Von Michael Borgstede, Tel Aviv
08. Mai 2008 Großvater, Tochter und Enkeltochter sitzen zusammen - drei Generationen einer israelischen Familie, ein Volk in der Nussschale. Drei Menschen, die viel verbindet und einiges trennt. Wir sind alle drei in Israel geboren, sogar ich, beginnt der Älteste. Das ist in meiner Generation keine Selbstverständlichkeit. Mosche Scheinfeld hat sein neunzigstes Jahr schon überschritten, mehr will er zu dem Thema nicht sagen.

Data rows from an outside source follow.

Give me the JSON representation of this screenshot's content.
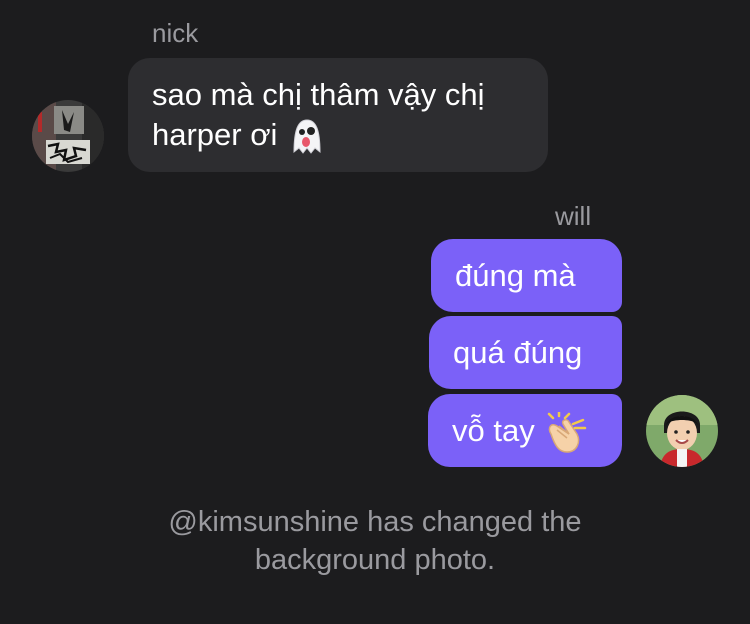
{
  "messages": {
    "incoming": {
      "sender": "nick",
      "text_line1": "sao mà chị thâm vậy chị",
      "text_line2": "harper ơi",
      "emoji_icon": "ghost-emoji-icon"
    },
    "outgoing": {
      "sender": "will",
      "bubbles": [
        {
          "text": "đúng mà"
        },
        {
          "text": "quá đúng"
        },
        {
          "text": "vỗ tay",
          "emoji_icon": "clapping-hands-emoji-icon"
        }
      ]
    }
  },
  "system": {
    "line1": "@kimsunshine has changed the",
    "line2": "background photo."
  },
  "colors": {
    "background": "#1c1c1e",
    "incoming_bubble": "#2d2d30",
    "outgoing_bubble": "#7b61f8",
    "secondary_text": "#9a9a9f"
  }
}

In meinem Alter kommt es auf ein Jahr mehr oder weniger nicht mehr an, scherzt er. Ich fühle mich sowieso wie achtzig! Ach Papa, seufzt Gila, seine ebenfalls schon halb ergraute Tochter, als müsse sie täglich unter der Alterseitelkeit ihres Vaters leiden. Das hätte sie nicht sagen sollen. Ruhe, bittet sich der Patriarch aus und sein Ton ist hart. Wir haben dieses Land aufgebaut, ohne uns und unsere Eltern würde es dieses Israel doch gar nicht geben. Dann tritt ihm der Schmerz in die Augen: Und die junge Generation glaubt, dies Land, das wir mit unserer Hände Arbeit geschaffen haben, einfach so ruinieren zu können.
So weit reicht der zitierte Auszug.